Dies gilt auch für so genannte „aktive Wundauflagen“, d. h. solche Wundauflagen, die Wirkstoffe, wie z. B. Silberionen oder Ibuprofen durch Wundexsudataufnahme in die Wunde abgeben.
Moderne Wundversorgungsprodukte sind nach § 31 SGB V als Verbandmittel in der gesetzlichen Krankenversicherung verordnungsfähig. Die Regelungen des Arzneimittelversorgungs-Wirtschaftlichkeitsgesetzes (AVWG) finden keine Anwendung auf Verbandmittel.

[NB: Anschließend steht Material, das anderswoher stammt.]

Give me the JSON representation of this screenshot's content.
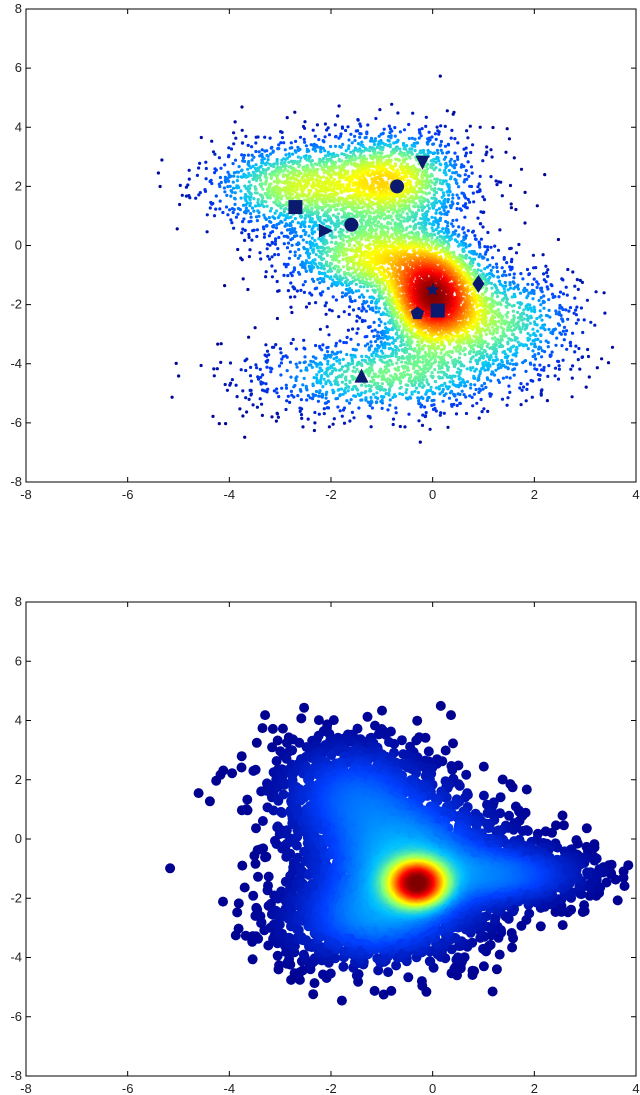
{
  "chart_data": [
    {
      "type": "scatter",
      "title": "",
      "xlabel": "",
      "ylabel": "",
      "xlim": [
        -8,
        4
      ],
      "ylim": [
        -8,
        8
      ],
      "xticks": [
        "-8",
        "-6",
        "-4",
        "-2",
        "0",
        "2",
        "4"
      ],
      "yticks": [
        "8",
        "6",
        "4",
        "2",
        "0",
        "-2",
        "-4",
        "-6",
        "-8"
      ],
      "colormap": [
        "#00008f",
        "#0040ff",
        "#00c0ff",
        "#80ff80",
        "#ffff00",
        "#ff8000",
        "#ff0000",
        "#800000"
      ],
      "density_clusters": [
        {
          "x": 0.0,
          "y": -1.7,
          "sx": 0.55,
          "sy": 1.0,
          "weight": 1.0
        },
        {
          "x": -0.8,
          "y": 2.2,
          "sx": 0.8,
          "sy": 0.9,
          "weight": 0.55
        },
        {
          "x": -2.7,
          "y": 2.0,
          "sx": 0.9,
          "sy": 0.8,
          "weight": 0.45
        },
        {
          "x": -1.2,
          "y": -0.4,
          "sx": 0.9,
          "sy": 0.8,
          "weight": 0.5
        },
        {
          "x": -1.0,
          "y": -4.4,
          "sx": 1.3,
          "sy": 0.7,
          "weight": 0.35
        },
        {
          "x": 1.2,
          "y": -2.6,
          "sx": 0.9,
          "sy": 1.0,
          "weight": 0.35
        }
      ],
      "markers": [
        {
          "shape": "triangle-down",
          "x": -0.2,
          "y": 2.8
        },
        {
          "shape": "circle",
          "x": -0.7,
          "y": 2.0
        },
        {
          "shape": "square",
          "x": -2.7,
          "y": 1.3
        },
        {
          "shape": "circle",
          "x": -1.6,
          "y": 0.7
        },
        {
          "shape": "triangle-right",
          "x": -2.1,
          "y": 0.5
        },
        {
          "shape": "diamond",
          "x": 0.9,
          "y": -1.3
        },
        {
          "shape": "star",
          "x": 0.0,
          "y": -1.5
        },
        {
          "shape": "square",
          "x": 0.1,
          "y": -2.2
        },
        {
          "shape": "pentagon",
          "x": -0.3,
          "y": -2.3
        },
        {
          "shape": "triangle-up",
          "x": -1.4,
          "y": -4.4
        }
      ]
    },
    {
      "type": "scatter",
      "title": "",
      "xlabel": "",
      "ylabel": "",
      "xlim": [
        -8,
        4
      ],
      "ylim": [
        -8,
        8
      ],
      "xticks": [
        "-8",
        "-6",
        "-4",
        "-2",
        "0",
        "2",
        "4"
      ],
      "yticks": [
        "8",
        "6",
        "4",
        "2",
        "0",
        "-2",
        "-4",
        "-6",
        "-8"
      ],
      "colormap": [
        "#00008f",
        "#0040ff",
        "#00c0ff",
        "#80ff80",
        "#ffff00",
        "#ff8000",
        "#ff0000",
        "#800000"
      ],
      "density_clusters": [
        {
          "x": -0.3,
          "y": -1.5,
          "sx": 0.35,
          "sy": 0.45,
          "weight": 1.0
        },
        {
          "x": -0.5,
          "y": -0.8,
          "sx": 1.1,
          "sy": 1.4,
          "weight": 0.45
        },
        {
          "x": -1.6,
          "y": 1.6,
          "sx": 0.9,
          "sy": 1.1,
          "weight": 0.25
        },
        {
          "x": -1.3,
          "y": -2.8,
          "sx": 1.0,
          "sy": 0.9,
          "weight": 0.25
        },
        {
          "x": 1.6,
          "y": -1.2,
          "sx": 0.9,
          "sy": 0.6,
          "weight": 0.25
        }
      ]
    }
  ]
}
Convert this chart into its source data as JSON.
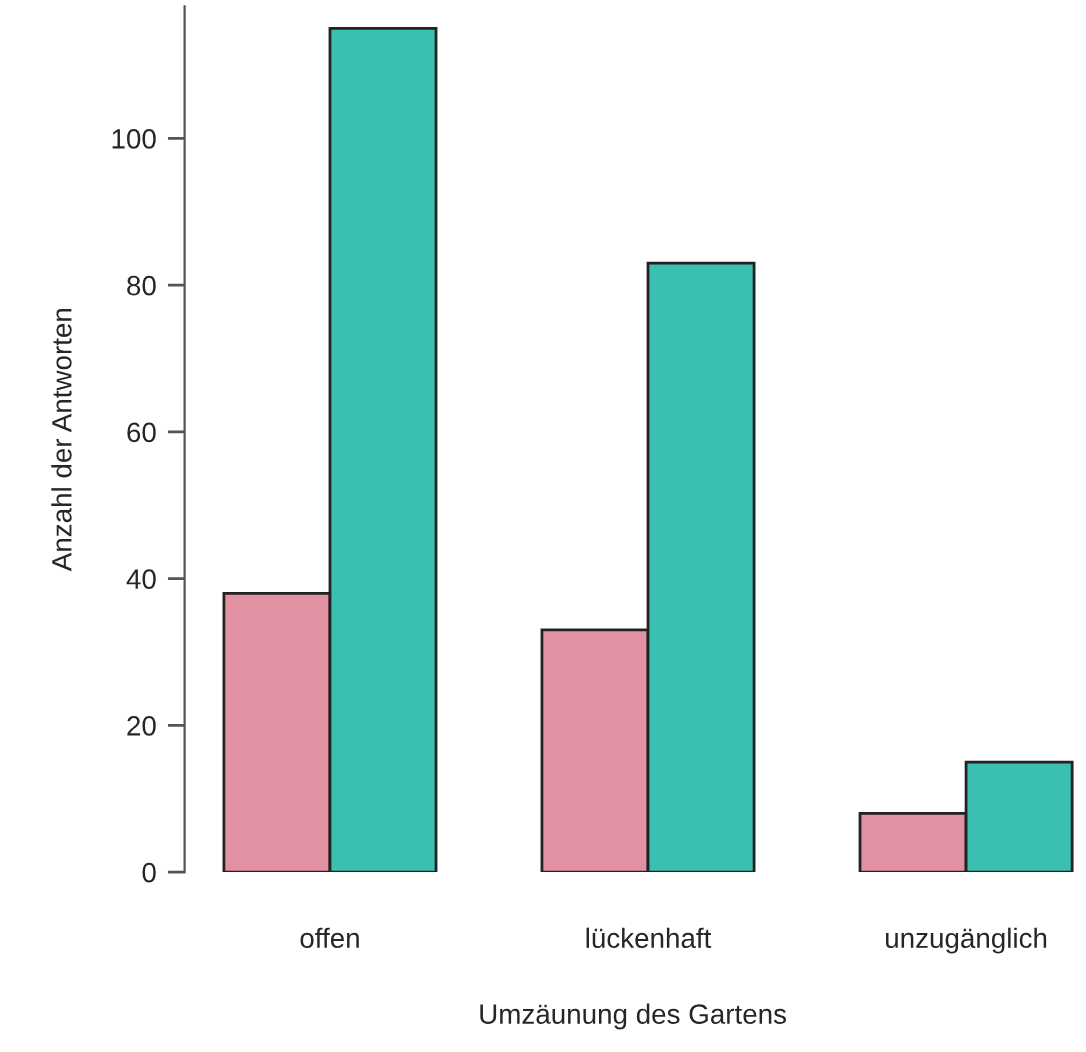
{
  "chart_data": {
    "type": "bar",
    "xlabel": "Umzäunung des Gartens",
    "ylabel": "Anzahl der Antworten",
    "categories": [
      "offen",
      "lückenhaft",
      "unzugänglich"
    ],
    "series": [
      {
        "color": "#e291a3",
        "values": [
          38,
          33,
          8
        ]
      },
      {
        "color": "#3bbfb0",
        "values": [
          115,
          83,
          15
        ]
      }
    ],
    "ylim": [
      0,
      118
    ],
    "yticks": [
      0,
      20,
      40,
      60,
      80,
      100
    ],
    "grid": false,
    "legend": false
  }
}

Verbandmittel fallen nicht unter die Regelung für arzneimittelähnliche Medizinprodukte (gemäß § 31 Abs. 1 Satz 2 SGB V) und nicht unter die Ausschlussregelung von nicht verschreibungspflichtigen Arzneimitteln nach § 34 Abs. 1 S. 1 SGB V.
Auch der Gemeinsame Bundesausschuss stellt klar: "Der Versorgungsanspruch für Verbandmittel ist abschließend in §31 Abs. 1 Satz 1 SGB V geregelt."